Masuk di ruangan ini sungguh bikin takjub. Tidak menyangka, bangunan kecil yang saya pikir adalah kantor proyek rekonstruksi, ternyata adalah sebuah memorial hall. Pasalnya, bangunan ini berada di area proyek yang di sekelilingnya adalah lahan kosong melompong. Namun saat masuk ke dalamnya, keberadaan maket raksasa menjadi point utama dan begitu menarik perhatian.
Hendo Hito (64), seorang pensiunan, langsung menyambut kami. Dia bertugas hari itu dan tanpa berlama-lama, dia pun bercerita soal maket yang sedari tadi membuat kami bengong. Hito menjelaskan maket raksasa bernama Lost Home. Sama seperti nama programnya.
Nama Lost Home dipilih bukan tanpa alasan. Sebab Desa Kamaya sepenuhnya hilang dari peta setelah tsunami setinggi 11,8 meter datang menyapu dari arah muara sungai. Seluas 300 hektare wilayah desa habis tanpa sisa. Gelombang tsunami bahkan baru berhenti 41 kilometer jauhnya. Menyisakan lahan kosong yang tak layak huni.
Nah, rumah warga, ruang publik dan segala infrastruktur yang ada di dalam maket tadi, sejatinya adalah gambaran desa sebelum bencana terjadi. Lost Home adalah program mengingat kembali, yang melibatkan warga desa.
Menurut Hito, warga desa datang membantu mahasiswa arsitektur merekonstruksi kembali desa mereka dalam maket. Menunjukkan dimana saja letak gedung, jalan raya, toko, area persawahan, hingga lokasi sekolah. Si pemilik rumah bahkan datang dan membantu mengecat atap-atap miniatur rumah mereka sebelum hancur serta memberinya label.
Ya. Anda tidak salah baca. Warga desa yang rumahnya hancur itu, yang kehilangan dan menderita trauma itu, bersedia ikut terlibat dalam membuat maket. Saya sendiri tidak bisa membayangkan bagaimana perasaan mereka saat membuat maket. Tentunya kenangan terhadap desa dan saat kejadian terjadi, pasti kembali teringat ketika mengerjakan maket.
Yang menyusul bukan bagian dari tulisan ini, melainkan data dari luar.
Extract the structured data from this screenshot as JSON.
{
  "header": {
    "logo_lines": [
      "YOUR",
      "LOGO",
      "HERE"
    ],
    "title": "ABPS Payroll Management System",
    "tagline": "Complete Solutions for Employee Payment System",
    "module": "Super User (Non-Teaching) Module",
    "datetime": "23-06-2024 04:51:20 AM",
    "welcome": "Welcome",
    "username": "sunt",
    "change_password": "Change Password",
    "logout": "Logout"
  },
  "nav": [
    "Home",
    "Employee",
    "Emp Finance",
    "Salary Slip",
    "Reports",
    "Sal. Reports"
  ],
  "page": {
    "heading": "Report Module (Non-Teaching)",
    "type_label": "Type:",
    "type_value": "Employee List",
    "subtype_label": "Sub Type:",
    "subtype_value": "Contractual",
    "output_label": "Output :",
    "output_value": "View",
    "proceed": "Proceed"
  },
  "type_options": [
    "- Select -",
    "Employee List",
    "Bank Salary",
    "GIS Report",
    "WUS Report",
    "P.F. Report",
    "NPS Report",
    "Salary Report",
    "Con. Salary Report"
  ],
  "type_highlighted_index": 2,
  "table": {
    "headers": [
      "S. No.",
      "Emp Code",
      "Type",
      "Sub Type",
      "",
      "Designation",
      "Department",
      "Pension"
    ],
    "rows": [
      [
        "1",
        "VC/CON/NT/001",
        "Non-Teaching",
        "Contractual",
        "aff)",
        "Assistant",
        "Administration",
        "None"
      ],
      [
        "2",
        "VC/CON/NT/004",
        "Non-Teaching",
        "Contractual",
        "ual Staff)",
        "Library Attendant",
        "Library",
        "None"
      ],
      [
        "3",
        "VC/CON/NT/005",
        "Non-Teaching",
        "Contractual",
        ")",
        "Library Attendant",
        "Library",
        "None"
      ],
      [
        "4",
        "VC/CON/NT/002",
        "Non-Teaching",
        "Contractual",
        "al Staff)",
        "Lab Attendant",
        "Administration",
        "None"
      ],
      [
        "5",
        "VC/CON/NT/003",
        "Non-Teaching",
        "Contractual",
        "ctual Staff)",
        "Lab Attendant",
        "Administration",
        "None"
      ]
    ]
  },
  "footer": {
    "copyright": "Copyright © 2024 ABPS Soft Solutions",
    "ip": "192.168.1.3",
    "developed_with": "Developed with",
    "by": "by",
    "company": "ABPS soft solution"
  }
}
“Ada juga warga, yang menolak terlibat. Tidak apa, karena alasannya dapat dimengerti. Ini semua berat apalagi menyangkut kenangan pribadi,” ungkap Hito.
Program mengingat kembali Lost Home tersebut menurutnya akan dikembangkan lebih besar. Akan dibuat maket 2 kali lipat besarnya dan akan ditaruh di memorial building. Menurut Hito, belum diketahui seperti apa gedung permanen, yang didirikan sebagai tempat kenangan di Desa Kamaya itu.
Tetapi monumen pengingat itu penting ada agar Bangsa Jepang tidak akan lupa sejarah bencana pahit yang pernah terjadi pada 3 Maret 2011 itu. Termasuk peristiwa menyesakkan dada, yang terjadi di SD Okawa, Desa Kamaya. Gedung sekolah ini hanya berjarak sekitar 30-50 meter dari bangunan memorial hall.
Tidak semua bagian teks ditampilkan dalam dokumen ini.